Le babillage canonique pourrait différer entre les tout-petits autistes et non autistes dans les probabilités de transition consonantiqueCanonical Babbling May Differ Between Autistic and Non-Autistic Toddlers in Consonant Transition Probabilities.
- Aucune différence significative dans la fréquence du babillage canonique entre enfants autistes et non autistes à 18 mois.
- Les enfants autistes montrent une entropie de Shannon plus faible, indiquant des séquences de babillage plus prévisibles et moins variées.
- La distance de Frobenius révèle une différence globale dans les structures de transition consonantique entre les groupes.
Article directement pertinent pour NeuroWatch : étude comparative sur le babillage précoce dans l'autisme avec une approche novatrice (probabilités de transition). Note de 75 car l'échantillon est petit et une seule transition significative après corrections, mais les résultats sont prometteurs pour la détection précoce.
Taille d'échantillon modeste pour le groupe autiste (n=10), limitant la généralisabilité. Âge unique (18 mois) ; les différences pourraient évoluer avec le développement. Une seule transition significative après corrections multiples, suggérant un besoin de réplication sur des échantillons plus larges. Étude observationnelle sans contrôle expérimental des facteurs confondants comme le niveau d'exposition au langage. Accès limité à l'article complet (abstract seulement), ce qui restreint l'évaluation détaillée de la méthodologie.

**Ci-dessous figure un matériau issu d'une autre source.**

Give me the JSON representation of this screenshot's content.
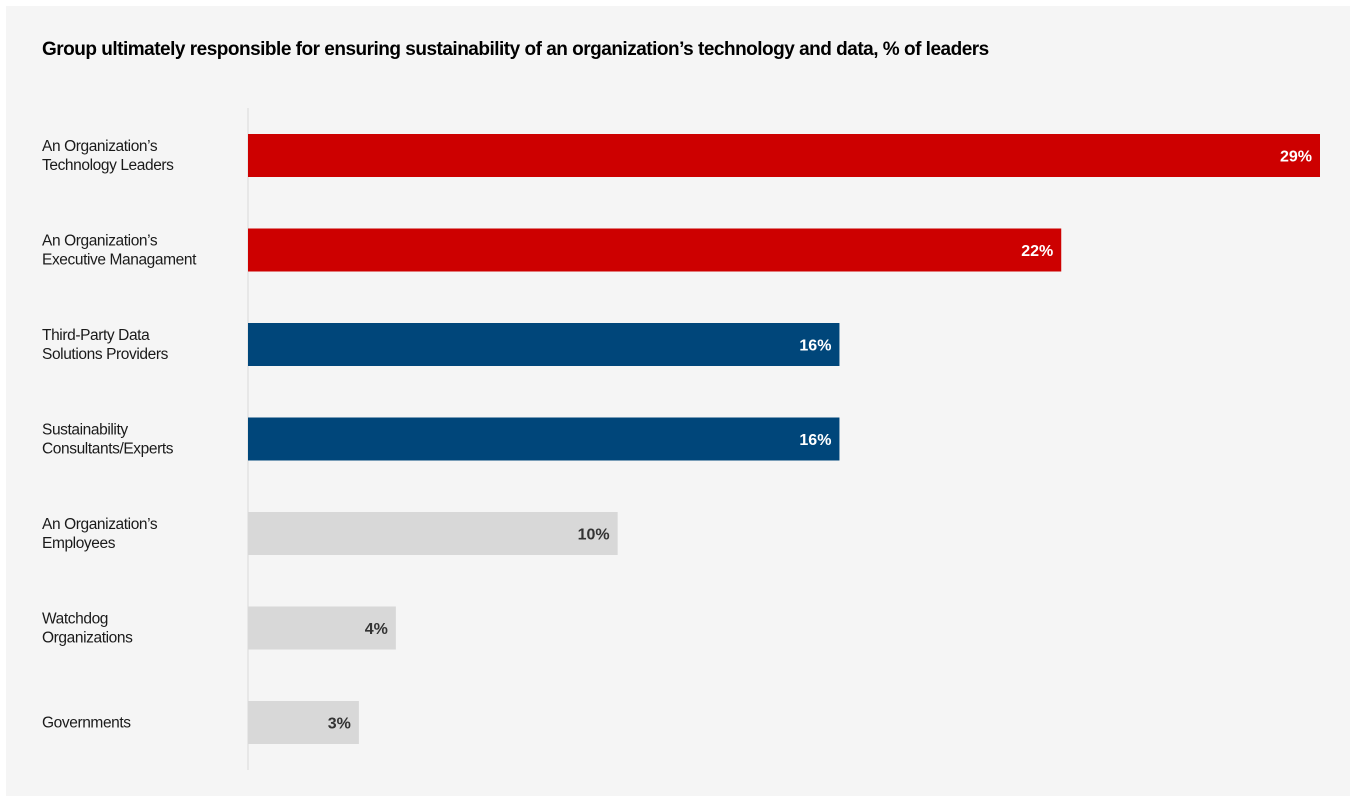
{
  "chart_data": {
    "type": "bar",
    "orientation": "horizontal",
    "title": "Group ultimately responsible for ensuring sustainability of an organization’s technology and data, % of leaders",
    "categories": [
      [
        "An Organization’s",
        "Technology Leaders"
      ],
      [
        "An Organization’s",
        "Executive Managament"
      ],
      [
        "Third-Party Data",
        "Solutions Providers"
      ],
      [
        "Sustainability",
        "Consultants/Experts"
      ],
      [
        "An Organization’s",
        "Employees"
      ],
      [
        "Watchdog",
        "Organizations"
      ],
      [
        "Governments"
      ]
    ],
    "values": [
      29,
      22,
      16,
      16,
      10,
      4,
      3
    ],
    "value_labels": [
      "29%",
      "22%",
      "16%",
      "16%",
      "10%",
      "4%",
      "3%"
    ],
    "xlim": [
      0,
      29
    ],
    "grid": false,
    "colors": {
      "background": "#f5f5f5",
      "axis": "#d9d9d9",
      "bars": [
        "#cd0000",
        "#cd0000",
        "#00467a",
        "#00467a",
        "#d8d8d8",
        "#d8d8d8",
        "#d8d8d8"
      ],
      "labels": [
        "#ffffff",
        "#ffffff",
        "#ffffff",
        "#ffffff",
        "#333333",
        "#333333",
        "#333333"
      ]
    }
  }
}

Cette étude compare les probabilités de transition consonantique dans le babillage canonique d'enfants de 18 mois (10 autistes, 26 non autistes) à partir d'enregistrements à domicile. Aucune différence significative n'est observée dans la fréquence du babillage, mais les enfants autistes présentent des séquences plus prévisibles et moins variées (entropie de Shannon plus faible), et la structure globale des transitions diffère. Une transition spécifique (liquide vers fin d'énoncé) reste significative après corrections. Ces résultats suggèrent que l'organisation séquentielle du babillage pourrait constituer un marqueur précoce de l'autisme.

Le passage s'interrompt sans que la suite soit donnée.